Einmal in Jahr trifft sich die Crème de la Crème des deutschen Journalismus, um über den Status quo ihres Berufsstands zu sprechen. Dieses Jahr ging es vor allem darum, wie der Qualitätsjournalismus in schlechten Zeiten erhalten werden kann.
Entsprechend dem Wetter im Norden war die Stimmung auf der Jahreskonferenz des Netzwerks Recherche gedrückt: eher wolkig, denn heiter. Die Journalistenzunft macht sich Sorgen um ihre Zukunft und das nicht zu unrecht: Mehrere Zeitungsschließungen, zurückgehende Anzeigengelder und ein insgesamt nachlassendes Interesse des Publikums an Qualitätsjournalismus lassen nicht gerade hoffnungsvoll auf die kommenden Jahre blicken. Nur eine Zahl: Die Zeit, die ein Leser durchschnittlich mit Zeitungen und Zeitschriften verbringt, ist in den letzten Jahren um 16 Prozent zurückgegangen. Stattdessen tummeln sich die Leser zunehmend im Netz – und sie suchen da längst nicht nur Hintergrundinformationen.
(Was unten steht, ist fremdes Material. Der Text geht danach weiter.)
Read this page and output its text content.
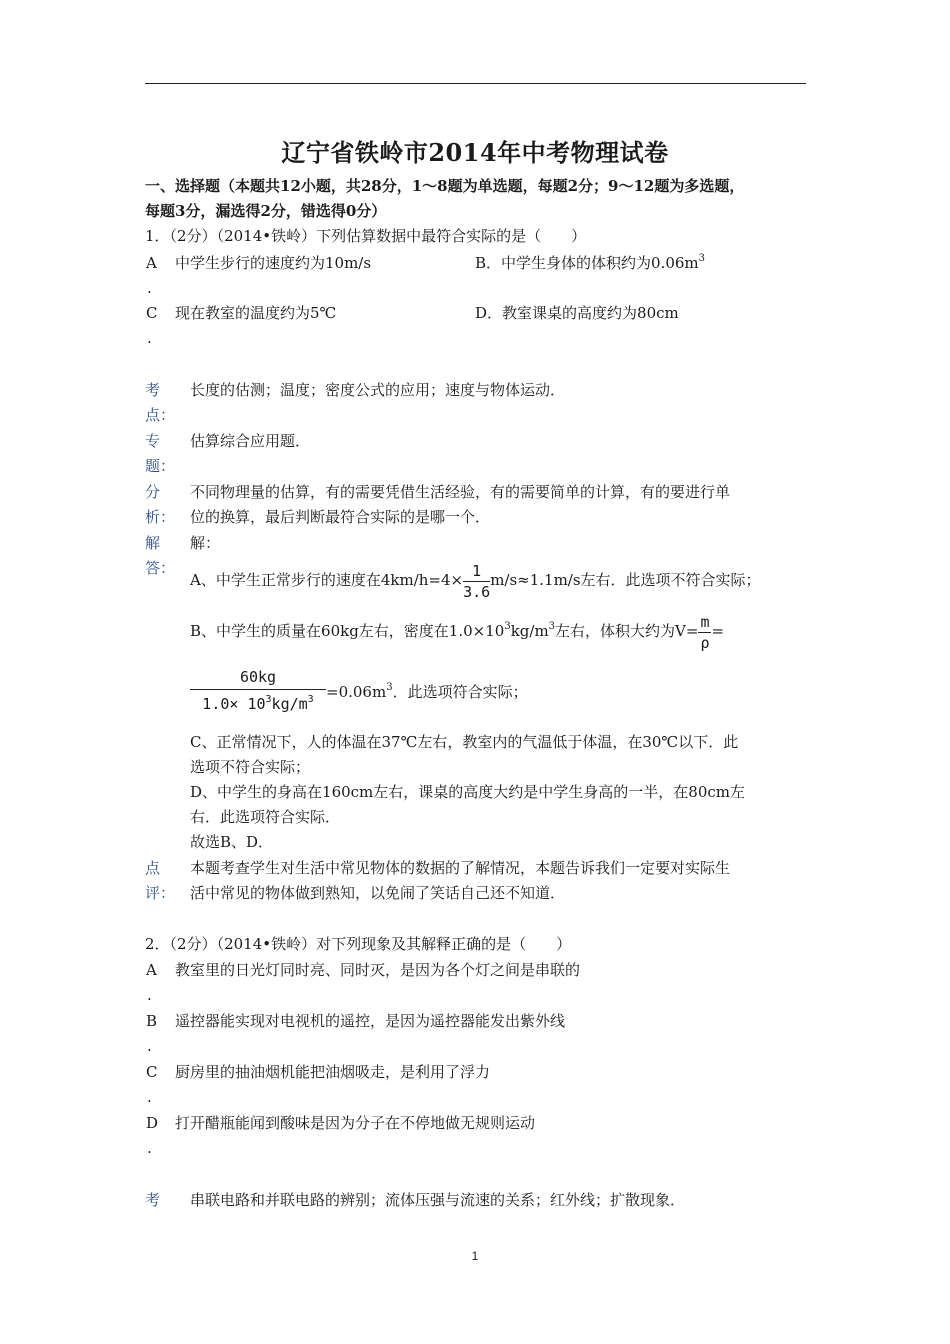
辽宁省铁岭市2014年中考物理试卷
一、选择题（本题共12小题，共28分，1～8题为单选题，每题2分；9～12题为多选题，
每题3分，漏选得2分，错选得0分）
1．（2分）（2014•铁岭）下列估算数据中最符合实际的是（　　）
A
.
中学生步行的速度约为10m/s	B．中学生身体的体积约为$0.06m^3$
C
.
现在教室的温度约为5℃	D．教室课桌的高度约为80cm
考
点：
长度的估测；温度；密度公式的应用；速度与物体运动．
专
题：
估算综合应用题．
分
析：
不同物理量的估算，有的需要凭借生活经验，有的需要简单的计算，有的要进行单
位的换算，最后判断最符合实际的是哪一个．
解
答：
解：
A、中学生正常步行的速度在$4km/h=4\times \frac{1}{3.6} m/s\approx 1.1m/s$左右．此选项不符合实际；
B、中学生的质量在60kg左右，密度在$1.0\times 10^3kg/m^3$左右，体积大约为$V= \frac{m}{\rho}$ =
60kg
$1.0\times 10^3kg/m^3 =0.06m^3$．此选项符合实际；
C、正常情况下，人的体温在37℃左右，教室内的气温低于体温，在30℃以下．此
选项不符合实际；
D、中学生的身高在160cm左右，课桌的高度大约是中学生身高的一半，在80cm左
右．此选项符合实际．
故选B、D．
点
评：
本题考查学生对生活中常见物体的数据的了解情况，本题告诉我们一定要对实际生
活中常见的物体做到熟知，以免闹了笑话自己还不知道．
2．（2分）（2014•铁岭）对下列现象及其解释正确的是（　　）
A
.
教室里的日光灯同时亮、同时灭，是因为各个灯之间是串联的
B
.
遥控器能实现对电视机的遥控，是因为遥控器能发出紫外线
C
.
厨房里的抽油烟机能把油烟吸走，是利用了浮力
D
.
打开醋瓶能闻到酸味是因为分子在不停地做无规则运动
考 串联电路和并联电路的辨别；流体压强与流速的关系；红外线；扩散现象．
1
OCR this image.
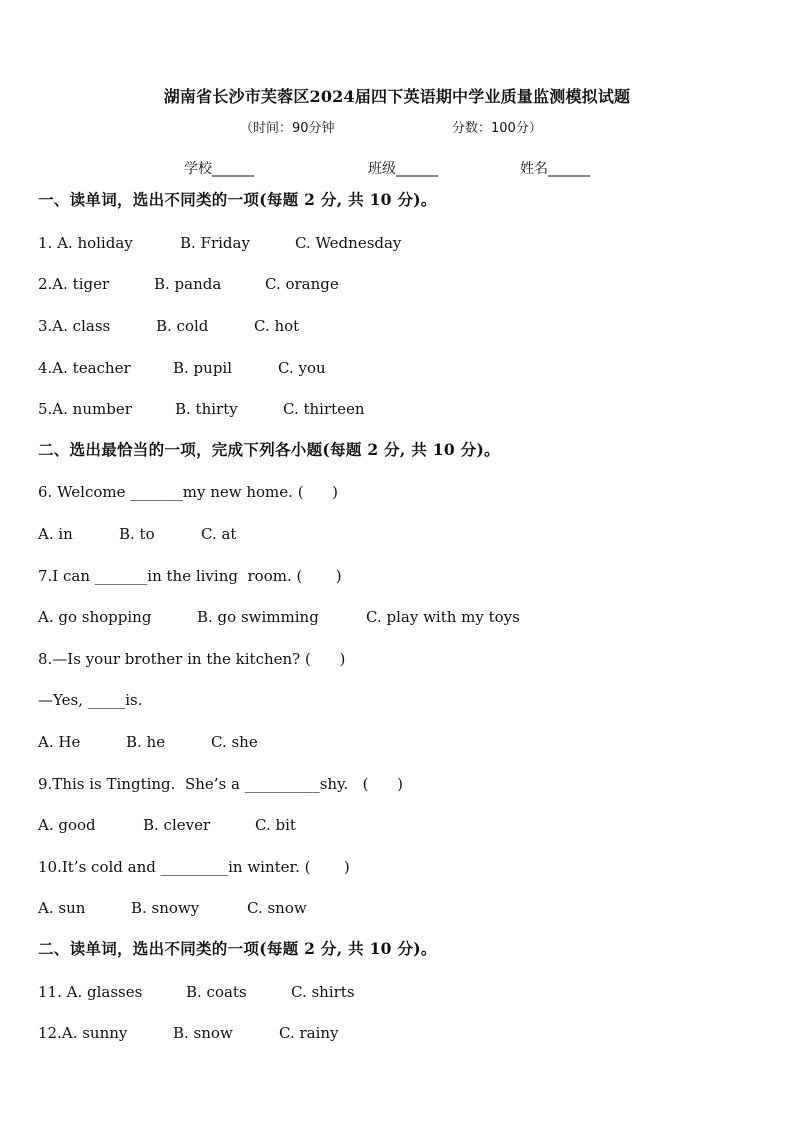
湖南省长沙市芙蓉区2024届四下英语期中学业质量监测模拟试题
（时间：90分钟	分数：100分）
学校______	班级______	姓名______
一、读单词，选出不同类的一项(每题 2 分, 共 10 分)。
1. A. holiday	B. Friday	C. Wednesday
2.A. tiger	B. panda	C. orange
3.A. class	B. cold	C. hot
4.A. teacher	B. pupil	C. you
5.A. number	B. thirty	C. thirteen
二、选出最恰当的一项，完成下列各小题(每题 2 分, 共 10 分)。
6. Welcome _______my new home. (      )
A. in	B. to	C. at
7.I can _______in the living  room. (       )
A. go shopping	B. go swimming	C. play with my toys
8.—Is your brother in the kitchen? (      )
—Yes, _____is.
A. He	B. he	C. she
9.This is Tingting.  She’s a __________shy.   (      )
A. good	B. clever	C. bit
10.It’s cold and _________in winter. (       )
A. sun	B. snowy	C. snow
二、读单词，选出不同类的一项(每题 2 分, 共 10 分)。
11. A. glasses	B. coats	C. shirts
12.A. sunny	B. snow	C. rainy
Da tut es not, sich für den Transformationsprozess in die digitale Welt zu wappnen. Cordt Schnibben, Reporter beim "Spiegel" und ein Haudegen der Branche wusch seinen Kollegen den Kopf, indem er sagte: Wenn Journalisten nicht beginnen, verlegerischer zu denken und sich stärker mit dem Internet zu befassen, dann schaffen sie sich bald ab. Ein harter Satz. Für Schnibben bieten gerade die handlichen Tablet-Computer und ihre multimedialen Möglichkeiten enorme Chancen für den Journalismus:
"Man nimmt einen Text und stattet ihn mit Tools aus, die dem Leser die Chance geben, den Text selbst zu vertiefen. Um mal ein Beispiel zu erzählen: Ihn interessiert der Untergang der Bounty, und er möchte wissen, was sagt eigentlich der Kapitän zu der ganzen Geschichte vor dem Untersuchungsausschuss. Da drückt er im Laufe des Textes ein Tool, und er kann das Video der Vernehmung des Kapitäns anhören. Das heißt, er entscheidet: In welchem Maße lasse ich mich auf das Thema ein, in welchem Maße statte ich es aus mit mehr Sinnlichkeit, mehr Informationen, mehr Quellen."
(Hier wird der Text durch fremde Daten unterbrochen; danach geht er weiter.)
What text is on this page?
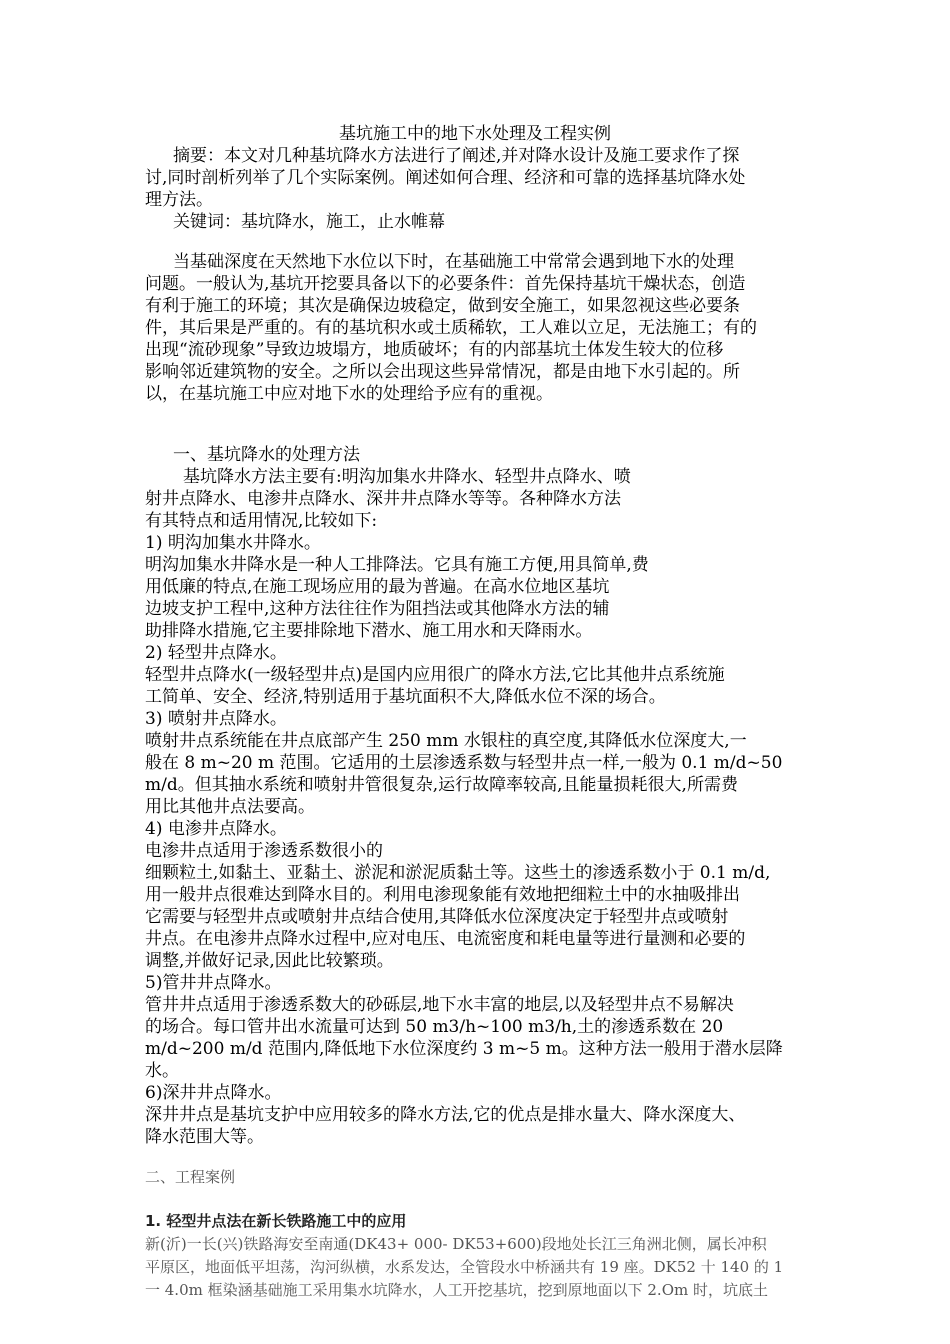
基坑施工中的地下水处理及工程实例
摘要：本文对几种基坑降水方法进行了阐述,并对降水设计及施工要求作了探
讨,同时剖析列举了几个实际案例。阐述如何合理、经济和可靠的选择基坑降水处
理方法。
关键词：基坑降水，施工，止水帷幕
当基础深度在天然地下水位以下时，在基础施工中常常会遇到地下水的处理
问题。一般认为,基坑开挖要具备以下的必要条件：首先保持基坑干燥状态，创造
有利于施工的环境；其次是确保边坡稳定，做到安全施工，如果忽视这些必要条
件，其后果是严重的。有的基坑积水或土质稀软，工人难以立足，无法施工；有的
出现“流砂现象”导致边坡塌方，地质破坏；有的内部基坑土体发生较大的位移
影响邻近建筑物的安全。之所以会出现这些异常情况，都是由地下水引起的。所
以，在基坑施工中应对地下水的处理给予应有的重视。
一、基坑降水的处理方法
基坑降水方法主要有:明沟加集水井降水、轻型井点降水、喷
射井点降水、电渗井点降水、深井井点降水等等。各种降水方法
有其特点和适用情况,比较如下:
1) 明沟加集水井降水。
明沟加集水井降水是一种人工排降法。它具有施工方便,用具简单,费
用低廉的特点,在施工现场应用的最为普遍。在高水位地区基坑
边坡支护工程中,这种方法往往作为阻挡法或其他降水方法的辅
助排降水措施,它主要排除地下潜水、施工用水和天降雨水。
2) 轻型井点降水。
轻型井点降水(一级轻型井点)是国内应用很广的降水方法,它比其他井点系统施
工简单、安全、经济,特别适用于基坑面积不大,降低水位不深的场合。
3) 喷射井点降水。
喷射井点系统能在井点底部产生 250 mm 水银柱的真空度,其降低水位深度大,一
般在 8 m~20 m 范围。它适用的土层渗透系数与轻型井点一样,一般为 0.1 m/d~50
m/d。但其抽水系统和喷射井管很复杂,运行故障率较高,且能量损耗很大,所需费
用比其他井点法要高。
4) 电渗井点降水。
电渗井点适用于渗透系数很小的
细颗粒土,如黏土、亚黏土、淤泥和淤泥质黏土等。这些土的渗透系数小于 0.1 m/d,
用一般井点很难达到降水目的。利用电渗现象能有效地把细粒土中的水抽吸排出
它需要与轻型井点或喷射井点结合使用,其降低水位深度决定于轻型井点或喷射
井点。在电渗井点降水过程中,应对电压、电流密度和耗电量等进行量测和必要的
调整,并做好记录,因此比较繁琐。
5)管井井点降水。
管井井点适用于渗透系数大的砂砾层,地下水丰富的地层,以及轻型井点不易解决
的场合。每口管井出水流量可达到 50 m3/h~100 m3/h,土的渗透系数在 20
m/d~200 m/d 范围内,降低地下水位深度约 3 m~5 m。这种方法一般用于潜水层降
水。
6)深井井点降水。
深井井点是基坑支护中应用较多的降水方法,它的优点是排水量大、降水深度大、
降水范围大等。
二、工程案例
1. 轻型井点法在新长铁路施工中的应用
新(沂)一长(兴)铁路海安至南通(DK43+ 000- DK53+600)段地处长江三角洲北侧，属长冲积
平原区，地面低平坦荡，沟河纵横，水系发达，全管段水中桥涵共有 19 座。DK52 十 140 的 1
一 4.0m 框染涵基础施工采用集水坑降水，人工开挖基坑，挖到原地面以下 2.Om 时，坑底土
Doch all das kostet viel Geld. Geld, das allenfalls die Großen der Branche noch haben. So hat beispielsweise die "New York Times" vor einigen Monaten ein multimediales Projekt namens "Snow Fall" ins Netz gestellt, www.nytimes.com/projects/2012/snow-fall/#/?part=tunnel-creek die minutiöse Geschichte eines Absturzes einer Gruppe von Bergsteigern in den Rocky Mountains. Enthalten waren neben dem langen Artikel 3-D-Grafiken, Videos und Animationen. Dieses Projekt hat angeblich über eine Million Dollar gekostet. Welcher Verlag verfügt schon über derlei Mittel?
Da trifft es sich gut, dass seit Anfang der Woche der Springer-Verlag mit seiner "Bild"-Zeitung im Internet neues Terrain betritt. Die Redaktion probiert ein dreistufiges Abo-Modell aus, das endlich im Netz für neue und mehr Einnahmen sorgen soll. Erfolgsaussichten: ungewiss. Ausgerechnet Jakob Augstein, Verleger der Wochenzeitung "Freitag" und politisch nun wahrlich nicht auf Linie der "Bild"- Zeitung, begrüßte auf der Konferenz dieses neue Modell. Er finde es gut, dass sich mal einer vorwage:
"Was Springer macht, ist hochspannend, kann wichtig sein, für die gesamte journalistische Branche. Es gibt kaum ein anderes Haus in Deutschland, das genügend Geld hat, genug langen Atem hat, und auch über genügend Volumen verfügt im Netz, das dieses Projekt ausprobieren könnte. Alle anderen sind dafür zu klein oder haben davor zu viel Angst gehabt bisher. Wir brauchen den Kulturwandel, dass die Leute bereit sind und es lernen, für journalistische Produkte im Netz muss man auch bezahlen."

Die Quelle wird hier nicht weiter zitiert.